By now, most people in New York state know about the Berger Commission and it's series of recommendations for hospital and nursing home closings, mergers, and the like.

Well, now word is getting out that almost none of the hospitals that the people who were entrusted to make these decisions about were actually visited. Instead, the commission took numbers and statistics and, for the most part, made their recommendations off that.

Suddenly, this takes on a different look and feel, one that's already generating bad press and bad feelings across the state. Sure, it's always valid to take statistics into account when making critical decisions. Not doing so would be totally irresponsible.

However, healthcare is a totally different animal than retail, and has to be handled much differently. For instance, every hospital in this state, and in most states across the country, must have an emergency room and provide emergency services, even though almost every single emergency room in the country loses money, some lots of money. How many businesses are forced to continue carrying product that isn't selling, or purchasing services that aren't in their best interests?

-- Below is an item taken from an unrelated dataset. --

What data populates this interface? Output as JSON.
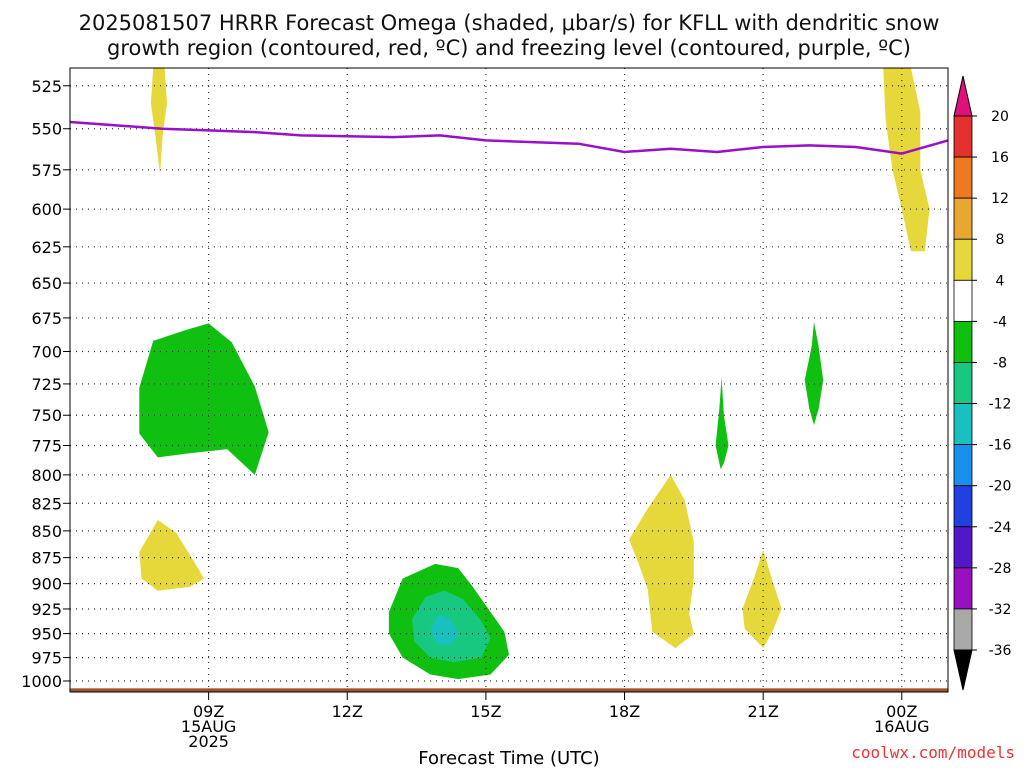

Healthcare is also more community directed, as opposed to regular industry. Sure, closing a factory might have a major impact on the economy of a community, but closing a healthcare facility basically means that some people are going to have to go through hoops to figure out where to go for their healthcare needs, often much further. For instance, without mentioning names, one hospital I worked for, which is now closed, meant people who used that hospital had to now decide, based on which side of the facility they lived on, whether to go 45 minutes to either Rochester or Oswego, 40 minutes to Syracuse, or 35 minutes to Newark or Geneva for healthcare, whereas they only had a 10 minute ride before, and, living in the snowbelt region, who knows what the ramifications were for those who might have been injured somewhere in the middle, and whether they might have survived with a facility much closer (if anyone has been paying attention, the snowbelt area has been hammered particularly heavy the last few weeks).

As I stated in a previous past, it's never easy to make decisions as to whether a medical facility should be closed. Usually these types of decisions involve a lot of emotions and struggle, and no one takes it lightly. Making such an important decision sight unseen seems cowardly, and seems to bring less credibility and fairness to the overall process. Healthcare has never been all about money, no matter what people believe.